Cooperative Institute for Research in Environmental Sciences

CSTPR Noontime Seminar

Wednesday February 26 2020 @ 12:00 pm
to 1:00 pm

February

26

Wed

2020

12:00 pm - 1:00 pm

Event Type
Seminar
Availability

Open to Public

Audience
  • CIRES employees
  • CU Boulder employees
  • General Public
  • NOAA employees
  • Science collaborators
  • Host
    CIRES

    Materiality of the virtual: Digital technology and the climate crisis?
    by Hunter Vaughan, Media Studies in the College of Media, Communication, & Information, University of Colorado Boulder
    Abstract: Increasingly integral to many facets of everyday life, digital technology has emerged as a crucial tool for climate science, environmental communication, global environmental movement organizing, and popular culture messaging strategies relating to climate change. However, the digital revolution also has enormous material environmental impacts, and has been a driving force in reshaping global dynamics of resource mining, labor rights violations, greenhouse gas emissions, toxic pollution, and energy infrastructure demands. Dr.

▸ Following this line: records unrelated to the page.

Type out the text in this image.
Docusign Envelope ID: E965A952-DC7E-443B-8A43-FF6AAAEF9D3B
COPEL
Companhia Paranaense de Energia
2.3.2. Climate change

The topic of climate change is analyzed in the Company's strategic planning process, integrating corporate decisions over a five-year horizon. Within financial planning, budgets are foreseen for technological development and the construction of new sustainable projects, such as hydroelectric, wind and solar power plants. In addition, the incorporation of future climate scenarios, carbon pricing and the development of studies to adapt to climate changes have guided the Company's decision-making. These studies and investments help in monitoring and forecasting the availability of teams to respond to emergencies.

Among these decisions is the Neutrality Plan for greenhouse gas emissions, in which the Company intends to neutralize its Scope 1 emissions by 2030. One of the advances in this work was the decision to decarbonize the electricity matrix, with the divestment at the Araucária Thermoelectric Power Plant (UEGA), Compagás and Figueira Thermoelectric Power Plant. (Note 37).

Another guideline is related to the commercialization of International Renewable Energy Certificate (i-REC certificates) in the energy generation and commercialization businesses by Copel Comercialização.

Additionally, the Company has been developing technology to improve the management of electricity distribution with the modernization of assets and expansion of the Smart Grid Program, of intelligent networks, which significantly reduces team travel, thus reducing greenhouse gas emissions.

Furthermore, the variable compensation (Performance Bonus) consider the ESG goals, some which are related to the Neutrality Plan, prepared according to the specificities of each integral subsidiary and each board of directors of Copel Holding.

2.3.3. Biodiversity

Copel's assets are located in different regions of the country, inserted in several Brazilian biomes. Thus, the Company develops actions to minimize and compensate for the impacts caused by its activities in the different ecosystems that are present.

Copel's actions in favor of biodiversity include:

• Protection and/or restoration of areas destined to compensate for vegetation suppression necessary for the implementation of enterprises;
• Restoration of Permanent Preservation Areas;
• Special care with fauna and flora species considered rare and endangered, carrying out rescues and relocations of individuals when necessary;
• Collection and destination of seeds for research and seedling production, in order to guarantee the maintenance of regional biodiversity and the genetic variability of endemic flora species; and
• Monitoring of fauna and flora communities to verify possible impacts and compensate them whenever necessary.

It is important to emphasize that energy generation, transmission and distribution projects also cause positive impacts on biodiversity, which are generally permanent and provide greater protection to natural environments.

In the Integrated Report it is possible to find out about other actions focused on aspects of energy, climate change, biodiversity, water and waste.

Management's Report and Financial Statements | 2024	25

Vaughan will address this paradox of the digital era: from undersea cables to orbiting satellites, from Icelandic server farms to digital dumping grounds in Ghana, the digital era is both enabling climate science and climate change activism, and wiring the planet to perpetuate the very anthropogenic practices that have invoked the climate crisis.
    Biography: A cultural historian and environmental media scholar, Hunter Vaughan's research, service, and teaching focus on the relationship between media, ethics, social power and the environment.  His most recent monograph, Hollywood's Dirtiest Secret: the Hidden Environmental Costs of the Movies (Columbia University Press, 2019), is an ecocritical and materialist counter-narrative to Hollywood history, merging industry and archive study, production culture studies, textual analysis, sociological approaches to epistemology and power, and environmental studies to analyze the environmental ramifications of film practices. He is co-PI (with Pietari Kaapa, University of Warwick) on an AHRC grant to build a Global Green Media Production Network, based in the UK and Europe and with pilot studies in East Asia, India, and Latin America to facilitate green film production initiatives in conjunction with local media professionals, policy makers, and environmental experts. He is the author of Where Film Meets Philosophy (Columbia University Press, 2013); Founding Editor (with Meryl Shriver-Rice) of the interdisciplinary Journal of Environmental Media (Intellect Press); and co-editor with Tom Conley, of the Anthem Handbook of Screen Theory (Anthem Press, 2018). His current scholarship focuses on bridges between environmental humanities, media studies, and social sciences, including a study of the role of digital media in heritage sites and cultural institutions, analyzing the use of screen technologies (such as 3-D projections, immersive media, and augmented reality apps) in the construction of local identity in the era of globalization; a reception study addressing the efficacy of short-form environmental messaging; and a research and outreach project on interactive media, storytelling, and visions of climate futures in education.